Saturday, October 1, 2016

Commuters, tree huggers applauding big gasoline-tax hike

North Dean Street in Englewood on a drizzly Friday afternoon. Drivers of hybrid and all-electric cars pay no attention to the price of gasoline, and won't flinch when the state's motor fuels tax goes up by 23 cents a gallon as early as next week.


By VICTOR E. SASSON
EDITOR

Governor Christie insisted on cutting taxes for the wealthy before he agreed to a 23-cents-per-gallon hike in the gas tax to fund road and rail improvements.

In the past few years, Christie has vetoed or threatened to veto raising the gas tax for the first time since 1988, as well as put the kibosh on a tax surcharge on millionaires.

It's no surprise that "most New Jersey residents oppose an increase in the gas tax," as The Record reports today, given the crushing burden of property taxes and Christie's failure to lower them (A-7).

But while most drivers are cursing the gas-tax hike, they reserve the right to sound off about the lousy roads they are stuck with and to offer no other solution.

Drivers of hybrid and all-electric cars just shrug at higher prices for gasoline, hoping the new tax will slow the sale of gas-guzzling SUVs and cut deaths from auto emissions. 

No compromise

The GOP thug dominates this week's other big stories:

The crash of an NJ Transit train in Hoboken, and continuing testimony by the government's star witness in the Bridgegate trial -- Christie crony and confidant David Wildstein (A-1, A-6, A-7, L-1 and L-6).

Today, The Record's bumbling editors finally publish two stories that should have been in the paper on Friday, the day after a Bergen County train failed to slow, crashed into the platform and nearly broke through the waiting-room wall at the historic Hoboken Terminal.

The first is a profile of Fabiola Bittar de Kroon, 34, a Hoboken wife and mother who was killed on a platform by falling debris (A-1).

The second details how Christie slashed state aid to NJ Transit, forcing fare hikes, service cuts and the cancellation of work on an automatic braking system that could have prevented Thursday morning's tragedy.

Minimum wage

In addition to repeatedly vetoing higher taxes on millionaires, Christie killed a bill that would have raised the minimum wage in New Jersey to $15 an hour by 2021.

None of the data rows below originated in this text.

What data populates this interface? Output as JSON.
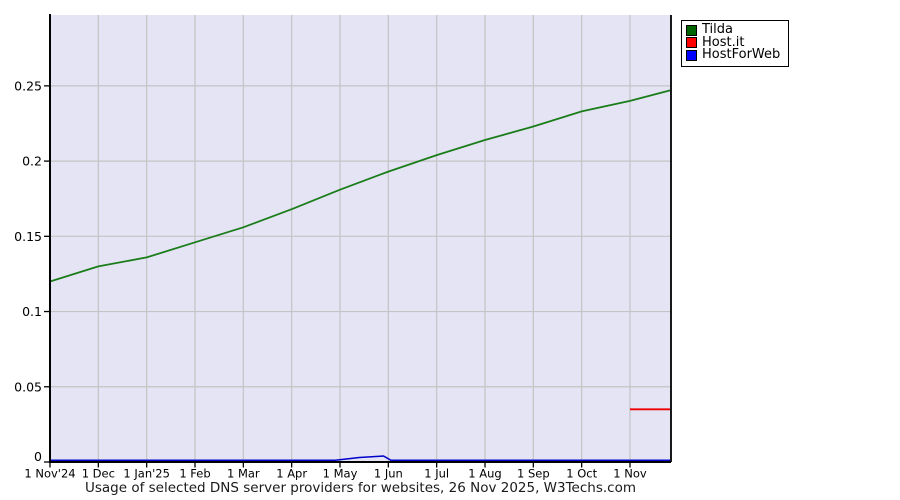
{
  "chart_data": {
    "type": "line",
    "title": "Usage of selected DNS server providers for websites, 26 Nov 2025, W3Techs.com",
    "xlabel": "",
    "ylabel": "",
    "x_tick_labels": [
      "1 Nov'24",
      "1 Dec",
      "1 Jan'25",
      "1 Feb",
      "1 Mar",
      "1 Apr",
      "1 May",
      "1 Jun",
      "1 Jul",
      "1 Aug",
      "1 Sep",
      "1 Oct",
      "1 Nov"
    ],
    "x_range_months": [
      0,
      12.83
    ],
    "y_ticks": [
      0,
      0.05,
      0.1,
      0.15,
      0.2,
      0.25
    ],
    "y_tick_labels": [
      "0",
      "0.05",
      "0.1",
      "0.15",
      "0.2",
      "0.25"
    ],
    "ylim": [
      0,
      0.2971
    ],
    "grid": true,
    "legend_position": "outside-top-right",
    "colors": {
      "plot_bg": "#e4e4f4",
      "grid": "#c4c4c4",
      "axis": "#000000",
      "text": "#000000"
    },
    "series": [
      {
        "name": "Tilda",
        "color": "#1a7d1a",
        "swatch": "#006400",
        "points": [
          [
            0,
            0.12
          ],
          [
            1,
            0.13
          ],
          [
            2,
            0.136
          ],
          [
            3,
            0.146
          ],
          [
            4,
            0.156
          ],
          [
            5,
            0.168
          ],
          [
            6,
            0.181
          ],
          [
            7,
            0.193
          ],
          [
            8,
            0.204
          ],
          [
            9,
            0.214
          ],
          [
            10,
            0.223
          ],
          [
            11,
            0.233
          ],
          [
            12,
            0.24
          ],
          [
            12.83,
            0.247
          ]
        ]
      },
      {
        "name": "Host.it",
        "color": "#ee0000",
        "swatch": "#ff0000",
        "points": [
          [
            12,
            0.035
          ],
          [
            12.83,
            0.035
          ]
        ]
      },
      {
        "name": "HostForWeb",
        "color": "#0000cc",
        "swatch": "#0000ff",
        "points": [
          [
            0,
            0.0012
          ],
          [
            5.9,
            0.0012
          ],
          [
            6.4,
            0.003
          ],
          [
            6.9,
            0.004
          ],
          [
            7.05,
            0.0012
          ],
          [
            12.83,
            0.0012
          ]
        ]
      }
    ]
  }
}
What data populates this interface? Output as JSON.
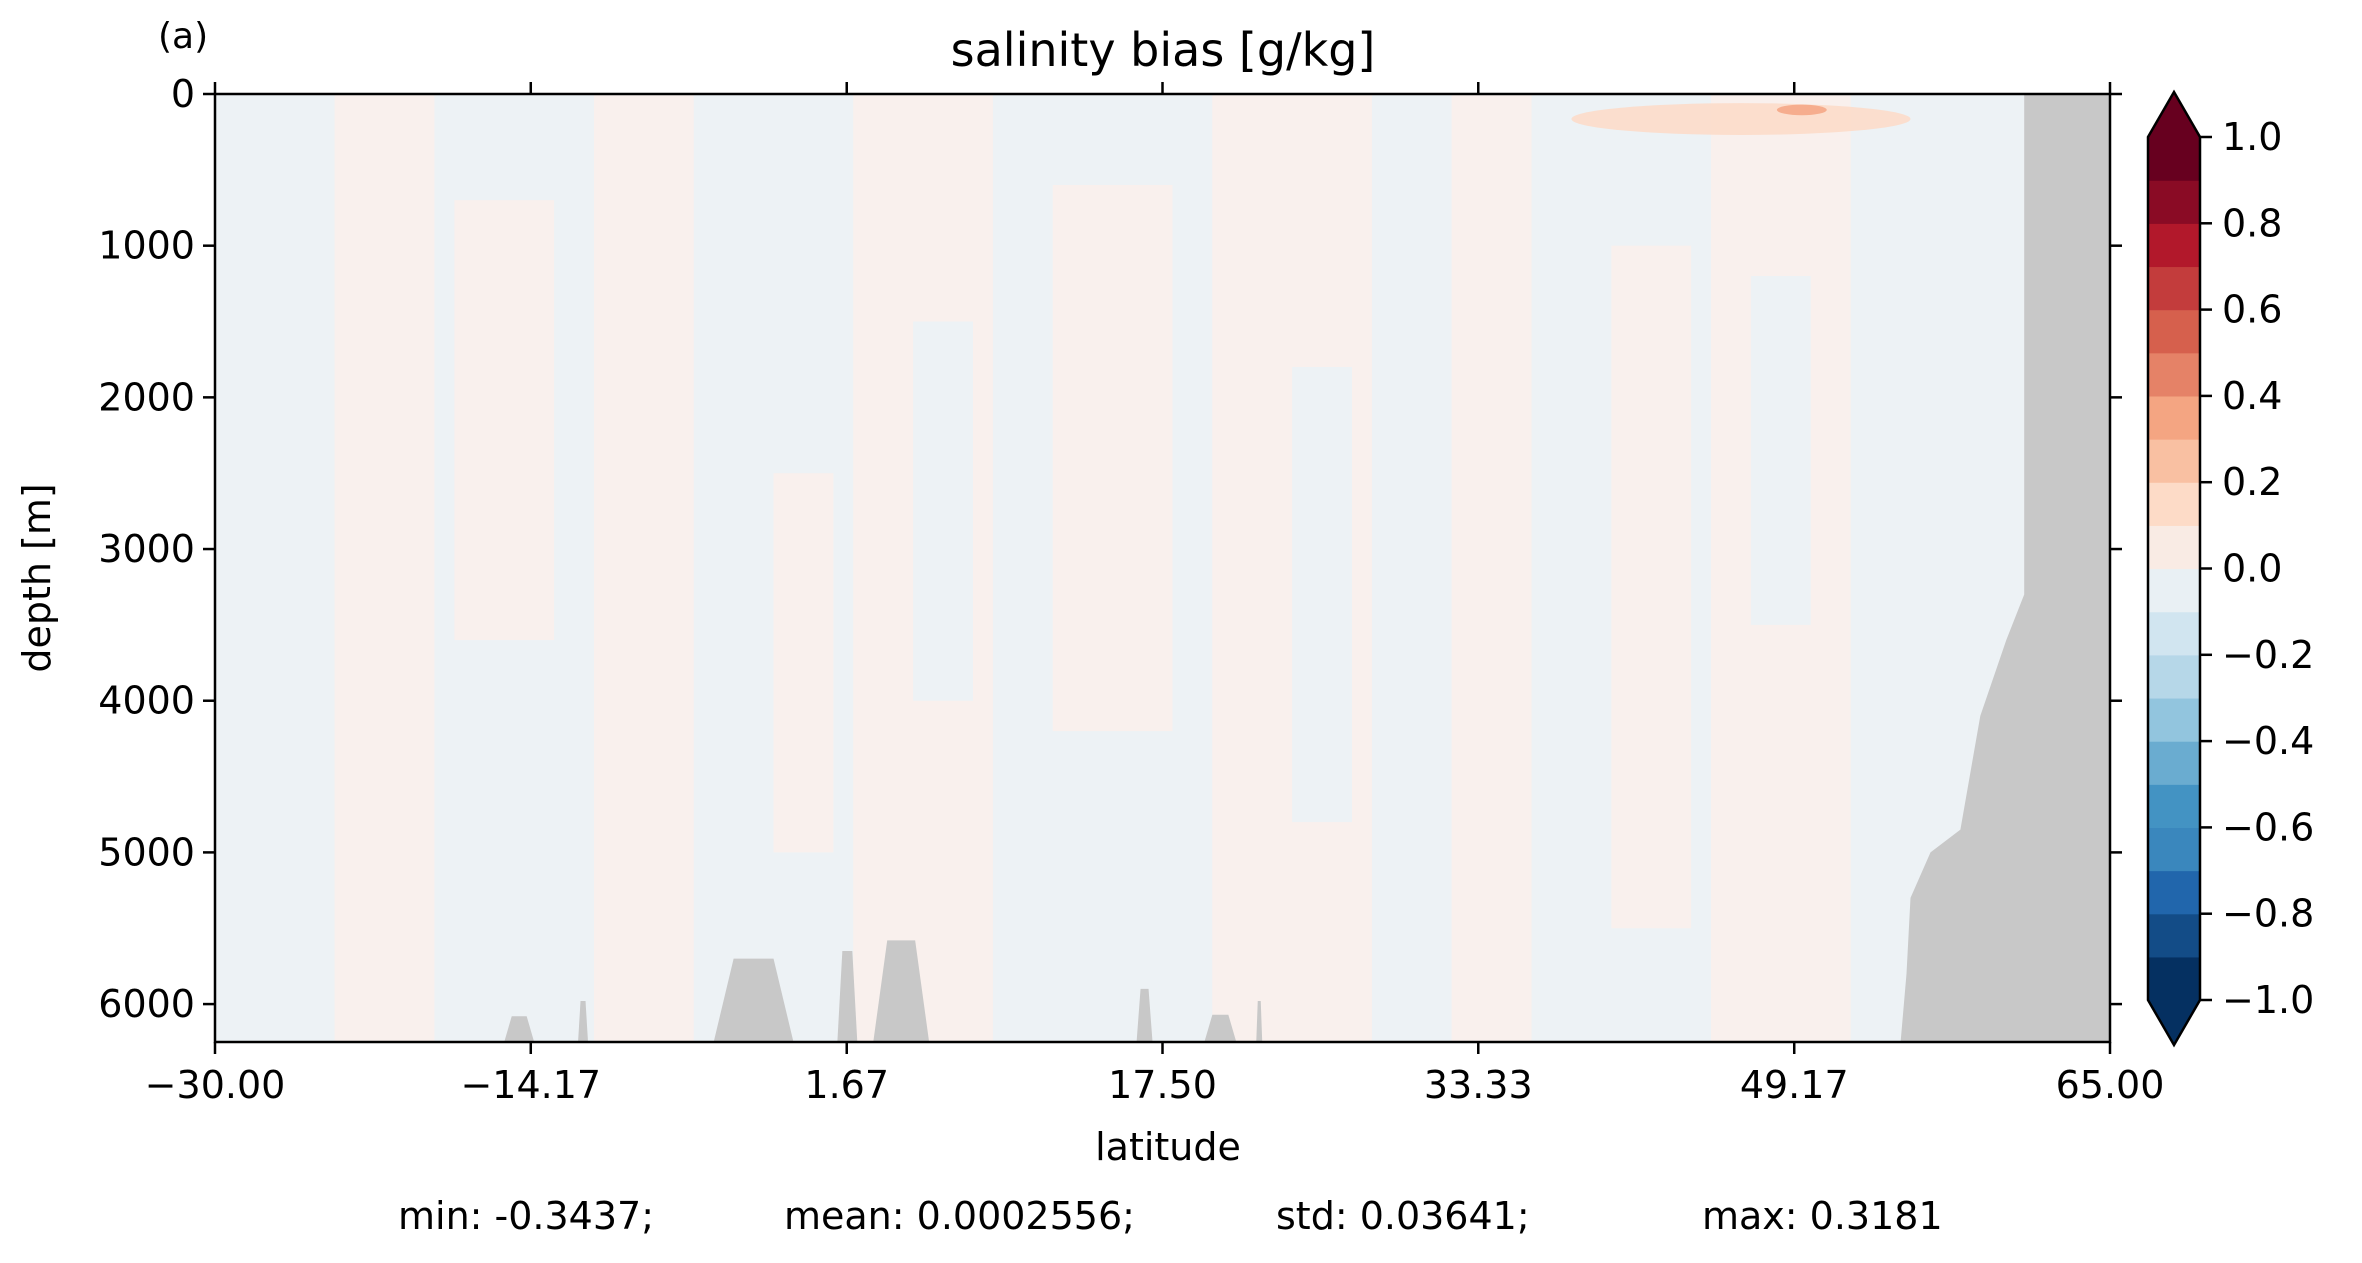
{
  "panel_label": "(a)",
  "chart_data": {
    "type": "heatmap",
    "title": "salinity bias [g/kg]",
    "xlabel": "latitude",
    "ylabel": "depth [m]",
    "xlim": [
      -30.0,
      65.0
    ],
    "ylim": [
      6250,
      0
    ],
    "x_ticks": [
      -30.0,
      -14.17,
      1.67,
      17.5,
      33.33,
      49.17,
      65.0
    ],
    "x_tick_labels": [
      "−30.00",
      "−14.17",
      "1.67",
      "17.50",
      "33.33",
      "49.17",
      "65.00"
    ],
    "y_ticks": [
      0,
      1000,
      2000,
      3000,
      4000,
      5000,
      6000
    ],
    "y_tick_labels": [
      "0",
      "1000",
      "2000",
      "3000",
      "4000",
      "5000",
      "6000"
    ],
    "colorbar": {
      "range": [
        -1.0,
        1.0
      ],
      "levels": 20,
      "extend": "both",
      "ticks": [
        1.0,
        0.8,
        0.6,
        0.4,
        0.2,
        0.0,
        -0.2,
        -0.4,
        -0.6,
        -0.8,
        -1.0
      ],
      "tick_labels": [
        "1.0",
        "0.8",
        "0.6",
        "0.4",
        "0.2",
        "0.0",
        "−0.2",
        "−0.4",
        "−0.6",
        "−0.8",
        "−1.0"
      ],
      "colormap": "RdBu_r",
      "colors": [
        "#053061",
        "#134c87",
        "#2166ac",
        "#3a87bd",
        "#4393c3",
        "#6aacd0",
        "#92c5de",
        "#b6d7e8",
        "#d1e5f0",
        "#e9f0f4",
        "#f9ebe4",
        "#fddbc7",
        "#f9c0a2",
        "#f4a582",
        "#e58267",
        "#d6604d",
        "#c33c3c",
        "#b2182b",
        "#8a0b25",
        "#67001f"
      ]
    },
    "field_colors": {
      "positive": "#f9f0ed",
      "negative": "#edf2f5",
      "land": "#c8c8c8"
    },
    "bias_bands": [
      {
        "x": [
          -30.0,
          -24.0
        ],
        "sign": "negative"
      },
      {
        "x": [
          -24.0,
          -19.0
        ],
        "sign": "positive"
      },
      {
        "x": [
          -19.0,
          -11.0
        ],
        "sign": "negative"
      },
      {
        "x": [
          -11.0,
          -6.0
        ],
        "sign": "positive"
      },
      {
        "x": [
          -6.0,
          2.0
        ],
        "sign": "negative"
      },
      {
        "x": [
          2.0,
          9.0
        ],
        "sign": "positive"
      },
      {
        "x": [
          9.0,
          20.0
        ],
        "sign": "negative"
      },
      {
        "x": [
          20.0,
          28.0
        ],
        "sign": "positive"
      },
      {
        "x": [
          28.0,
          32.0
        ],
        "sign": "negative"
      },
      {
        "x": [
          32.0,
          36.0
        ],
        "sign": "positive"
      },
      {
        "x": [
          36.0,
          45.0
        ],
        "sign": "negative"
      },
      {
        "x": [
          45.0,
          52.0
        ],
        "sign": "positive"
      },
      {
        "x": [
          52.0,
          61.0
        ],
        "sign": "negative"
      }
    ],
    "bias_patches": [
      {
        "x": [
          -18.0,
          -13.0
        ],
        "depth": [
          700,
          3600
        ],
        "sign": "positive"
      },
      {
        "x": [
          12.0,
          18.0
        ],
        "depth": [
          600,
          4200
        ],
        "sign": "positive"
      },
      {
        "x": [
          40.0,
          44.0
        ],
        "depth": [
          1000,
          5500
        ],
        "sign": "positive"
      },
      {
        "x": [
          -2.0,
          1.0
        ],
        "depth": [
          2500,
          5000
        ],
        "sign": "positive"
      },
      {
        "x": [
          24.0,
          27.0
        ],
        "depth": [
          1800,
          4800
        ],
        "sign": "negative"
      },
      {
        "x": [
          5.0,
          8.0
        ],
        "depth": [
          1500,
          4000
        ],
        "sign": "negative"
      },
      {
        "x": [
          47.0,
          50.0
        ],
        "depth": [
          1200,
          3500
        ],
        "sign": "negative"
      }
    ],
    "surface_anomalies": [
      {
        "x": [
          48.3,
          50.8
        ],
        "depth": [
          70,
          140
        ],
        "value": 0.3181
      },
      {
        "x": [
          38.0,
          55.0
        ],
        "depth": [
          60,
          270
        ],
        "value": 0.12
      }
    ],
    "land_mask": [
      [
        65.0,
        0
      ],
      [
        60.7,
        0
      ],
      [
        60.7,
        3300
      ],
      [
        59.8,
        3600
      ],
      [
        58.5,
        4100
      ],
      [
        57.5,
        4850
      ],
      [
        56.0,
        5000
      ],
      [
        55.0,
        5300
      ],
      [
        54.8,
        5800
      ],
      [
        54.5,
        6250
      ],
      [
        65.0,
        6250
      ]
    ],
    "seafloor_bumps": [
      {
        "x": [
          -15.5,
          -14.0
        ],
        "top": 6080
      },
      {
        "x": [
          -11.8,
          -11.3
        ],
        "top": 5980
      },
      {
        "x": [
          -5.0,
          -1.0
        ],
        "top": 5700
      },
      {
        "x": [
          1.2,
          2.2
        ],
        "top": 5650
      },
      {
        "x": [
          3.0,
          5.8
        ],
        "top": 5580
      },
      {
        "x": [
          16.2,
          17.0
        ],
        "top": 5900
      },
      {
        "x": [
          19.6,
          21.2
        ],
        "top": 6070
      },
      {
        "x": [
          22.2,
          22.5
        ],
        "top": 5980
      }
    ]
  },
  "stats": {
    "min": "min: -0.3437;",
    "mean": "mean: 0.0002556;",
    "std": "std: 0.03641;",
    "max": "max: 0.3181"
  }
}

Today, The Record reports the state minimum will rise to $8.44 and hour from $8.38, "based on a small uptick in the consumer price index" (A-8).

Local news?

Four reporters were assigned to cover the delays faced by NJ Transit commuters whose trains only went as far as Secaucus on Friday (L-1).

And on L-6, Road Warrior John Cichowski wastes commuters' time by covering a public-relations tour by Dennis Martin, the interim executive director of NJ Transit.  

In the 13 years Cichowski has written the Road Warrior column, he has largely ignored mass transit commuters in favor of drivers.